From the psychologically poignant nighttime arrest without explanation, to the inhumane transport by cattle car, to hard labor under-clothed in the bitter cold, to the starvation, to the omnipresent stench of death, to the totalizing oppression even outside of the gulags, the parallels between Witold’s story and other victims’ are striking.
The Union of Soviet Socialist Republics (USSR) and Nazi Germany invaded Poland in September 1939 and partitioned the country in two. The USSR deported to Siberia about one and a half million of the 13 to 14 million Poles in the eastern half of the country. Hundreds of thousands of them died or were executed in the process. Over decades, millions of kulaks, Cossacks, Ukrainians, Kazakhs, Soviet veterans, and Orthodox Christians, among others, suffered similar fates. The USSR killed 20 to 30 million of its own people in total. . . .

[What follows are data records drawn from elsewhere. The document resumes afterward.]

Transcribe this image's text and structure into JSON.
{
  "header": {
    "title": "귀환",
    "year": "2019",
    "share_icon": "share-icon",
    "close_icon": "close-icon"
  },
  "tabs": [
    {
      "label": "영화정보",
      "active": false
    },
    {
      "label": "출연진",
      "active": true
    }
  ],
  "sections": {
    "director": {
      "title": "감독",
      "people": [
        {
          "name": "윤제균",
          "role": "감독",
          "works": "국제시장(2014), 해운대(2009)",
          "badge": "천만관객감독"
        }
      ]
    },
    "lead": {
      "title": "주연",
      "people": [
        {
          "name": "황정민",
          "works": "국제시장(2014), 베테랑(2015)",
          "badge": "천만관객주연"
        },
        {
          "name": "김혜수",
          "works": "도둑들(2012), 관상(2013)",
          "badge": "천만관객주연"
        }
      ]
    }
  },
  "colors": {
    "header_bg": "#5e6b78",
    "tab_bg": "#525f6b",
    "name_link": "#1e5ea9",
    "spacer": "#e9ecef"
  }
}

In the Rybickis’ settlement, able-bodied prisoners above the age of 12 worked felling trees, preparing lumber, and collecting sap in weather that would sometimes fall to 50 below zero degrees Celsius. The laboring prisoners were given a ration of 400g of bread daily, roughly 1,200 calories, while non-working prisoners were given 200g, a measly 600 calories. Sometimes food shipments would get delayed to the camps, and prisoners like the Rybickis would go days without eating.

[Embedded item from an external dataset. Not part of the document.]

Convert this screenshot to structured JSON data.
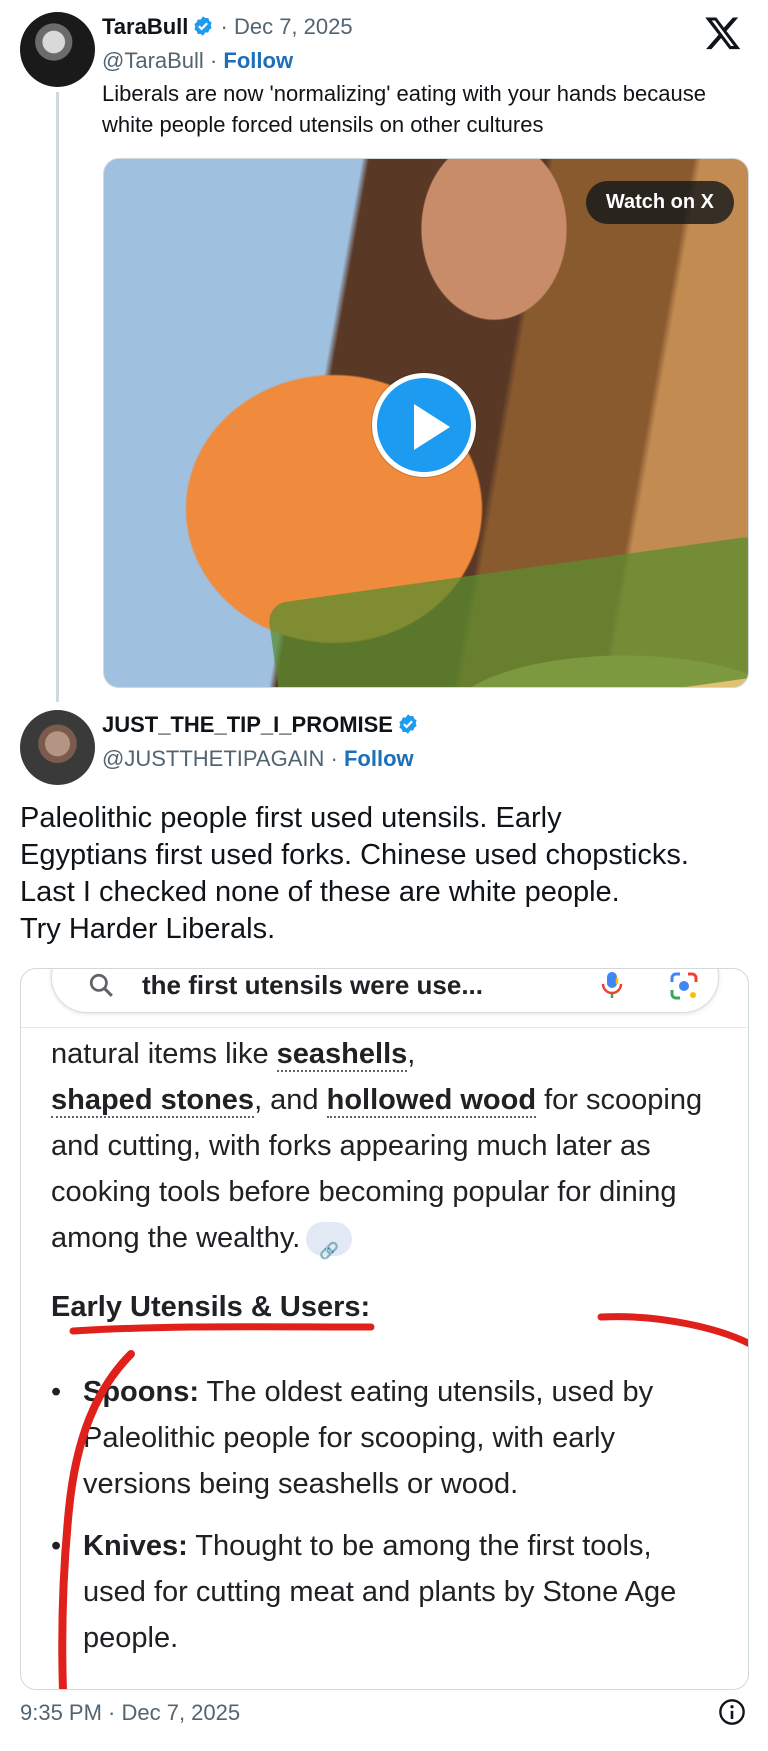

“We were practically starving to death,” Witold recalls. Some prisoners had “swollen, huge bellies” from hunger. Prisoners were “dying like flies all around” from hunger, disease, or being worked to death. There was a makeshift cemetery by the settlement where “hundreds and hundreds were buried.”
Witold’s sister, Irena, who was 14 when the Soviets deported their family, eventually refused to work because she didn’t even have shoes to wear. She was sentenced to three months in a prison in Novosibirsk where she survived by the graces of a better-situated, older male prisoner.
Upon Irena’s return, she was badly shaken, exclaiming she “had enough of Russia, communism, and Siberia, and was running away,” which she did. A year later, her father discovered that authorities had captured her trying to cross into Iran and sentenced her to seven years in prison. Because the USSR was in the throes of a brutal war with Nazi Germany, it gave prisoners like her a choice to risk likely death on the front lines of the eastern front or in a harsh, small, cold prison cell. By great fortune, she survived the war, fled to the West at the end, and got documentation to emigrate to the United States.